Crate training is one of the most effective and efficient ways to housebreak and train a dog. While there are some that see kennel training as “mean” or “cruel,” we have learned from our trainers over the years that it is the best method of creating a happy, well-adjusted dog. In fact, once crate trained, the dog will see their kennel as a safe haven to lounge, sleep, or chew on their toys.
Placing a dog in their kennel when you are gone will also give you peace of mind knowing that they are in a safe place, away from harm, and not doing any damage to your belongings or themselves. A crate should never be used as a place of punishment. This is how dogs come to associate it with a negative and undesirable place. Our volunteers have extensive experience with crate training and can direct you on how to use this method to train your dog. Please do not hesitate to ask us for help!

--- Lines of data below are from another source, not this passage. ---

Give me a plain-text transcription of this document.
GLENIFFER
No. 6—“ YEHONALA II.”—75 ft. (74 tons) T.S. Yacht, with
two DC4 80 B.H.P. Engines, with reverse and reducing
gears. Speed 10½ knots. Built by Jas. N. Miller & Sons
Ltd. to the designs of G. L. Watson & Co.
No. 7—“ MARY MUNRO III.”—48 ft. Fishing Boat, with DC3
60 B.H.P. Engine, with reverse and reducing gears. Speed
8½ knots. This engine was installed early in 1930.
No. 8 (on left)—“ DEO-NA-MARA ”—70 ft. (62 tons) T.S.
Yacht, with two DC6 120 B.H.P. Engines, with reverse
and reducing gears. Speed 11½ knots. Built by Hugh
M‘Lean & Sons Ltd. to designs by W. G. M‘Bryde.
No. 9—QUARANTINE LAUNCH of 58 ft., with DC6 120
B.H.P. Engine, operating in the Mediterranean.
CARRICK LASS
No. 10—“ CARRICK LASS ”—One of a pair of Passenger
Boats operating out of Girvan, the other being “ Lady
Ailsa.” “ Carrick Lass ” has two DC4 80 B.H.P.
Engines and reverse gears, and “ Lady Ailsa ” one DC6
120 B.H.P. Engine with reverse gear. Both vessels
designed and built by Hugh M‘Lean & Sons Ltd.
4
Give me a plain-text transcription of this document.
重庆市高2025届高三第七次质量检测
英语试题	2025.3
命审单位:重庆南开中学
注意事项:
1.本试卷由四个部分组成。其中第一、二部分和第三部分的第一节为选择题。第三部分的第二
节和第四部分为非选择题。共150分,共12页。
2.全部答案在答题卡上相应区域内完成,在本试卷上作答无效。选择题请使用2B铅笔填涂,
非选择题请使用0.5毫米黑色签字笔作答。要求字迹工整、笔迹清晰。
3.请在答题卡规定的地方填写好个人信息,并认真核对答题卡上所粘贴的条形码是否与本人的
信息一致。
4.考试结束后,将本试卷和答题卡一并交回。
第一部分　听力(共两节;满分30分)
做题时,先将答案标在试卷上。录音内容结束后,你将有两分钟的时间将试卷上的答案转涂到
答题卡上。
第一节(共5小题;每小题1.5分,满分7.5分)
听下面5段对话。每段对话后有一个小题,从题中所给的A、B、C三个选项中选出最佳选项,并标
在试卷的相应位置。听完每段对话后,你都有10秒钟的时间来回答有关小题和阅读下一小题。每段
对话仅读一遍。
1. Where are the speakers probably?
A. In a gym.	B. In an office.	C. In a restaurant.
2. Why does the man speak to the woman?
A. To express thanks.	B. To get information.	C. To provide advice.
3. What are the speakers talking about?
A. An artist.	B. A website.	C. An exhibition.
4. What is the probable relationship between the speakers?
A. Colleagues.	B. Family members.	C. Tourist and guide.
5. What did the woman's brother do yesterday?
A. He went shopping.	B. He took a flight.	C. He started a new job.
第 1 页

Can I return my adopted dog?
If you have adopted a pet from Underdog Rescue and circumstances prevent you from keeping the dog, we ask that you provide as much notice as possible (minimum two to four weeks) so that we may locate an alternative home or foster. If possible, we truly ask that you continue to “foster” the dog until a new foster or adopter can be found. This can often take several weeks to months, depending on the breed, age, and behavior traits of the dog. Not doing so risks other homeless pets getting placements.
Note also that our adoption contract states that Underdog Rescue of Arizona shall continue to co-own the pet for the duration of its life. If you are unable to continue ownership of the pet, the pet must be returned to the rescue. It cannot be re-homed by the adopter, taken to a shelter, or euthanized without our consent.